OmicsBox 3.4: CellKB’s Advanced Cell-Type Annotation

Improved Metagenomics Classification, and Enhanced Long-Read Transcriptomics Pipelines


We proudly present the OmicsBox Version 3.4 release that introduces a range of enhancements designed to address the evolving needs of modern genomics and transcriptomics research.

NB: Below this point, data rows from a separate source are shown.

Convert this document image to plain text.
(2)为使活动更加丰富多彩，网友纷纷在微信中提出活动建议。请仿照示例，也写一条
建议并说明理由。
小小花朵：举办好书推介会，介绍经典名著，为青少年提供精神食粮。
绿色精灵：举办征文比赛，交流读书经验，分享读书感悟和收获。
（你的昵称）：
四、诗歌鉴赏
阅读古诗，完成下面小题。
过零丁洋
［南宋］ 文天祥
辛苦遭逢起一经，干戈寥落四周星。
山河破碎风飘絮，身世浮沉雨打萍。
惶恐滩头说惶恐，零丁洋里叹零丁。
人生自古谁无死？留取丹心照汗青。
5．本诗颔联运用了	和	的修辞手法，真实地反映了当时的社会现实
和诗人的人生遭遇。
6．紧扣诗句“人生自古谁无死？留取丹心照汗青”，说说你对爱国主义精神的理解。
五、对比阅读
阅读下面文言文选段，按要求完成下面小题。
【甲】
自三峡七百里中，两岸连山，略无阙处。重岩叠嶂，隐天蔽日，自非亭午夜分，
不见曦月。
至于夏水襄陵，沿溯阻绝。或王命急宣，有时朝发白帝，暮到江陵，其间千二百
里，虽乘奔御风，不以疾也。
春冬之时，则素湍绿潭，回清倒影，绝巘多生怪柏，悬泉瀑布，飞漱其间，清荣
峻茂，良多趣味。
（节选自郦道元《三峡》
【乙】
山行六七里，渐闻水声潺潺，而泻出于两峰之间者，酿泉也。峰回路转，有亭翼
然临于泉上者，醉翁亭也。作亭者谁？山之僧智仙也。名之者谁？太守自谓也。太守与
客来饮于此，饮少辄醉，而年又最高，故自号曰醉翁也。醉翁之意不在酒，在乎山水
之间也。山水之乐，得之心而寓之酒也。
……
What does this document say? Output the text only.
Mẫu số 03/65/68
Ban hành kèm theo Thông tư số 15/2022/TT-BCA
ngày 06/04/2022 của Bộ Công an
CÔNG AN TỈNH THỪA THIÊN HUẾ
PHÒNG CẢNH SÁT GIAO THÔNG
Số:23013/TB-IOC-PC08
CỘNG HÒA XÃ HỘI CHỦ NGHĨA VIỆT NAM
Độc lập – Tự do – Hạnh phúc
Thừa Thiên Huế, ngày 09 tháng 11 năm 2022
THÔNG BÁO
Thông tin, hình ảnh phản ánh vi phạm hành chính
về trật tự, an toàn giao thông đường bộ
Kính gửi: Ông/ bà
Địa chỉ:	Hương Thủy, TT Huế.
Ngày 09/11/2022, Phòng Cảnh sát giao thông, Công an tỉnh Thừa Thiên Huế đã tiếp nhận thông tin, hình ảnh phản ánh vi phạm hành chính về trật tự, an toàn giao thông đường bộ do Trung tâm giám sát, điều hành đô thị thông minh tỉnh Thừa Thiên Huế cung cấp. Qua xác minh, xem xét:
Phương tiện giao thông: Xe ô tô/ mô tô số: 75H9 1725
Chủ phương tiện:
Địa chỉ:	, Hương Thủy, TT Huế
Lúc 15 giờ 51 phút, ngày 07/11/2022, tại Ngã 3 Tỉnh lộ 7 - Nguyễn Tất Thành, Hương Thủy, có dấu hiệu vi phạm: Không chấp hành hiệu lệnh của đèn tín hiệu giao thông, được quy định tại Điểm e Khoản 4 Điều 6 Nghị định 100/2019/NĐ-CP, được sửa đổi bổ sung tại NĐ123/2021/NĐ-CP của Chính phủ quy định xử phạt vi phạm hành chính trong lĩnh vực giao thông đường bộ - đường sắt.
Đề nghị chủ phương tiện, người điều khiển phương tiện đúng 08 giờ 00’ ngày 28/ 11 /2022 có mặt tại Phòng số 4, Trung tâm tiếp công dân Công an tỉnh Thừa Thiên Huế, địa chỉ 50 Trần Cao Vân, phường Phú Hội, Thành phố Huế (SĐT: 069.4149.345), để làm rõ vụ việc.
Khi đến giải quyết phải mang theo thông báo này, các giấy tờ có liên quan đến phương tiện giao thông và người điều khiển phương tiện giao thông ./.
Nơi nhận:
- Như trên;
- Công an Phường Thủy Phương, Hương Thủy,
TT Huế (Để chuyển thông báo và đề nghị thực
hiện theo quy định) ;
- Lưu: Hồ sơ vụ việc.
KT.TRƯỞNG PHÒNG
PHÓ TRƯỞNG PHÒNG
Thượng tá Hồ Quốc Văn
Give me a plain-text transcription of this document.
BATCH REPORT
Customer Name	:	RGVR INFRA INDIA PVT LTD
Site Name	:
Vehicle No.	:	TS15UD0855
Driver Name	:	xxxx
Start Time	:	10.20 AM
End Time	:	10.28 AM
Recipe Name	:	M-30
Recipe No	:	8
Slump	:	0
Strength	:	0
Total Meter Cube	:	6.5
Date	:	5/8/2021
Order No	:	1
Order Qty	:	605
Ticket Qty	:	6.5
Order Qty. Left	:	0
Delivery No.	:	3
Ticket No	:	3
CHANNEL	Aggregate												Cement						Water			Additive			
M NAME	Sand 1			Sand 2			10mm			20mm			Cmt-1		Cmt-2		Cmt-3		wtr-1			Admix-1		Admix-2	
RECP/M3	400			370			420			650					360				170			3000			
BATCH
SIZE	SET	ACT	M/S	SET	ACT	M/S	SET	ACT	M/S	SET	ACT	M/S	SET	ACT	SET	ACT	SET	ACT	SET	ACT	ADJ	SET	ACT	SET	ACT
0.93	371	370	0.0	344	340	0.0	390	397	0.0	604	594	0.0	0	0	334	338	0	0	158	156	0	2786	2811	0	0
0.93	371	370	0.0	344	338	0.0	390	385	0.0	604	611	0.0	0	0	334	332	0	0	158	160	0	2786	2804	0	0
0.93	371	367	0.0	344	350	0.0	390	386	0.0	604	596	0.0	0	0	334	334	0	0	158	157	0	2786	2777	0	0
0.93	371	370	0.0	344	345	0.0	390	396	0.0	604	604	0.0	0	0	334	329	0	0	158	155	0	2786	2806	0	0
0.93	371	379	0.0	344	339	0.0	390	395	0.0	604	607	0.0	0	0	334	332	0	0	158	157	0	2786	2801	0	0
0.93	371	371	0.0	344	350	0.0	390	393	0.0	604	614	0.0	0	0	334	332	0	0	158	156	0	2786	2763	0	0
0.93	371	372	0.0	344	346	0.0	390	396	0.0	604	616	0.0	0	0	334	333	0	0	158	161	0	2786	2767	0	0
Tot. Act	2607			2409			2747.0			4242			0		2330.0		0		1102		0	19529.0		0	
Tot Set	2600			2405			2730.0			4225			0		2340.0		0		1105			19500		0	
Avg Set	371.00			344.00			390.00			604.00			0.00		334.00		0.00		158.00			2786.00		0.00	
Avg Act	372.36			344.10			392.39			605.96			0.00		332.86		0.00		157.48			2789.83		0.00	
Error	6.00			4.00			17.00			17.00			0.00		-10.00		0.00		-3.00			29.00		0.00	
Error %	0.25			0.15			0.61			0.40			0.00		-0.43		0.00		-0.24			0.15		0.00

A key highlight of OmicsBox 3.4 is the integration of CellKB, a robust cell-type prediction tool for single-cell RNA sequencing (scRNA-Seq) analysis. CellKB streamlines scRNA-Seq annotation by simultaneously leveraging multiple references, enabling cross-species annotation, and offering continuous updates without requiring researchers to curate their references. This approach simplifies single-cell data annotation, addressing key challenges like reference selection while ensuring high accuracy.

To learn more about this new feature, attend our webinar on February 13 with Dr. Ashwini Patel and Marta Benegas, “ Advanced Multi-Reference Cell Type Prediction with CellKb in OmicsBox”

Dr. Stefan Götz, CEO of BioBam, commented:

“The OmicsBox version we are presenting this year in San Diego introduces significant advancements in single-cell and long-read transcriptomics and expanded microbiome analysis capabilities. With these developments, we aim to support our users in addressing these challenging research areas.”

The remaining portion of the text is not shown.